My childhood? Hm. Quiet. Not in a peaceful way. More like... everything was muffled, like I was underwater. I grew up in a small town in Northern California—too sleepy to matter, too big to feel safe. The kind of place where secrets rot behind drawn curtains.

My mother was the town librarian. Soft-spoken. Wore long sleeves even in the summer. She read to me every night until I was old enough to read to her. There’s a strength in that kind of gentleness, you know? The kind that endures. My father? I don’t really talk about him. Let’s just say some shadows you grow up in, and some you learn to step out of.

School was... manageable. I was the quiet kid. Too smart, too sensitive. Kept my head down, which only made me a target. The usual.
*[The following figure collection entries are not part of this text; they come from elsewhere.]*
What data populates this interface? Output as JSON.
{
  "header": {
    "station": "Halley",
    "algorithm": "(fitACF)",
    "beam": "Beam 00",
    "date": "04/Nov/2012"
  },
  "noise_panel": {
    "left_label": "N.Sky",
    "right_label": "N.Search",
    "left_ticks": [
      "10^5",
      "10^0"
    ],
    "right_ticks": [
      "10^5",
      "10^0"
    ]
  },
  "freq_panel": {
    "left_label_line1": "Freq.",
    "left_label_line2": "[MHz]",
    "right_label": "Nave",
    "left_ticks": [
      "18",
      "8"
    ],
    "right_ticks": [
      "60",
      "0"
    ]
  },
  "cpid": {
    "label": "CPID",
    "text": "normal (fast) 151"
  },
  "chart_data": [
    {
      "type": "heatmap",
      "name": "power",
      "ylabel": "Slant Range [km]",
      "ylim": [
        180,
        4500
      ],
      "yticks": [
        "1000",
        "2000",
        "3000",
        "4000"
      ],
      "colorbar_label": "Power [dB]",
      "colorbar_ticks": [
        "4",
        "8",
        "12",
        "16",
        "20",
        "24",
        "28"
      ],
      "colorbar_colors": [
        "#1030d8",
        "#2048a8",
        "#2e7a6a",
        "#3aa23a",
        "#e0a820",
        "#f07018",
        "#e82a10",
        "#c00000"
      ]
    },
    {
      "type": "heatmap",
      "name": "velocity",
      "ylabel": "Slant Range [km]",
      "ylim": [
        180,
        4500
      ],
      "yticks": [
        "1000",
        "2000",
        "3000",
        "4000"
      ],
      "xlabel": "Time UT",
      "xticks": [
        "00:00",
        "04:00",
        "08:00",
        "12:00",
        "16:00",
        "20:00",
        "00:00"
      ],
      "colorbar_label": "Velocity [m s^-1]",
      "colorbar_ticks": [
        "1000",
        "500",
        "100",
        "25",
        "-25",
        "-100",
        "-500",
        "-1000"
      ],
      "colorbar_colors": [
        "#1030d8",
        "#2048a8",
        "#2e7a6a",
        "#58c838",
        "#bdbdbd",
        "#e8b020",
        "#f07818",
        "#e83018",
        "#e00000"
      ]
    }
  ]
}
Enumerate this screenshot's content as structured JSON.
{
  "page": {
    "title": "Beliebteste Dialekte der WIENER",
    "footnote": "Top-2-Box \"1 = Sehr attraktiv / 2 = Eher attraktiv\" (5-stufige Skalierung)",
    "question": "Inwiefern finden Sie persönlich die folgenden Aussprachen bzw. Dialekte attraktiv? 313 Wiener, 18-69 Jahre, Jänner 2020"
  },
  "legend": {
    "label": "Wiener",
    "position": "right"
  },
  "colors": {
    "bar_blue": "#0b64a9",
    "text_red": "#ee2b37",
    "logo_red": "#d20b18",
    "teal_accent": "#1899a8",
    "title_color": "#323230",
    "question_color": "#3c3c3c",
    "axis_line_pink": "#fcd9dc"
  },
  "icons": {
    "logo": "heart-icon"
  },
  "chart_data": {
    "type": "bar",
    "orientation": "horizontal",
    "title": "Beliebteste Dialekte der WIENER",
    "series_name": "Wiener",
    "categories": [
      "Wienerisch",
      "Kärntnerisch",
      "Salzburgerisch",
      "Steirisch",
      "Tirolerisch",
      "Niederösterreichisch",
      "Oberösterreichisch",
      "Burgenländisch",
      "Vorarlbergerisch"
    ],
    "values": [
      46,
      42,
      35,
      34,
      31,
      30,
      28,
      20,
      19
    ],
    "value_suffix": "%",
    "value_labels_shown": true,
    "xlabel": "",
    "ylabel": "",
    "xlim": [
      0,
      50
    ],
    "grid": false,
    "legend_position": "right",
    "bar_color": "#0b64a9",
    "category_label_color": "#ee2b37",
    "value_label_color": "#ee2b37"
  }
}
But I learned how to listen. How to disappear. How to let people underestimate me. It’s a skill I still use.

I didn’t fit in, no. But I learned early on that fitting in is overrated. I watched the ones who did—how hard they worked to maintain the illusion, to silence the parts of themselves that didn’t match the script. I never wanted that. I just wanted to survive. Maybe help a few others survive, too.

I guess I always knew I was meant to do something more. Not louder, not grander—just... deeper. More honest. Even if it cost me everything.

7. Have you ever been in love? With who? What happened? If not, why not?

Link Answered after Contract 1, Bobasaurus

Her name was Calista. We met in college—she was studying folklore and comparative religion, I was studying psychology. We used to sneak into the art building after hours and lie on the cold tile floor under the skylight, watching the stars through glass streaked with paint and fingerprints. She was curious about everything. She asked questions like she was trying to unravel the universe, thread by thread.

It wasn’t the kind of love that burns hot and fast—it was quiet. Steady. She made me feel like I was real, like I wasn’t just observing life from the outside. We were together for a little under a year.

And then her brother died. Sudden accident. She pulled away after that, slowly at first. She stopped answering my messages. Skipped classes. One day she was just... gone. Dropped out, moved back home, left no forwarding address. I wrote, once. Never heard back.

Part of me still wonders what would’ve happened if I had pushed harder. If I had followed. But I don’t regret not doing so. She needed space. And I’ve never believed love is about ownership.

Since then? No. I’ve connected with people, sure. Brief moments. Shared silences. But not like that. I don’t know if I’ve built a life that allows for love like that anymore.

Maybe one day. Maybe never.

I’m not sure which I’d prefer.

 

Moon Evans is a monk, in the way only someone disillusioned with the world and seeking quiet clarity can be. But being a monk doesn’t mean he never loved. Quite the opposite, in fact—it might explain why he chose that path.

Love, for Moon, was likely one of the many things that made the world too bright, too loud, too sharp. Losing Calista didn’t just break his heart—it reinforced a deeper truth he already suspected: attachments bring suffering.

That doesn't mean he doesn't care. He cares deeply—that’s why he wanders hospital halls at night healing strangers, why he speaks gently to psychic frogs, why he remains calm even when the world cracks around him. But he's learned to hold people with open hands, not clenched fists.

So yes, he was in love. And then he became a monk. The order may have helped him name the silence that followed, and taught him to stop seeking completion in another person. But the echo of that love? It's still in him. Still a part of the shape of his soul.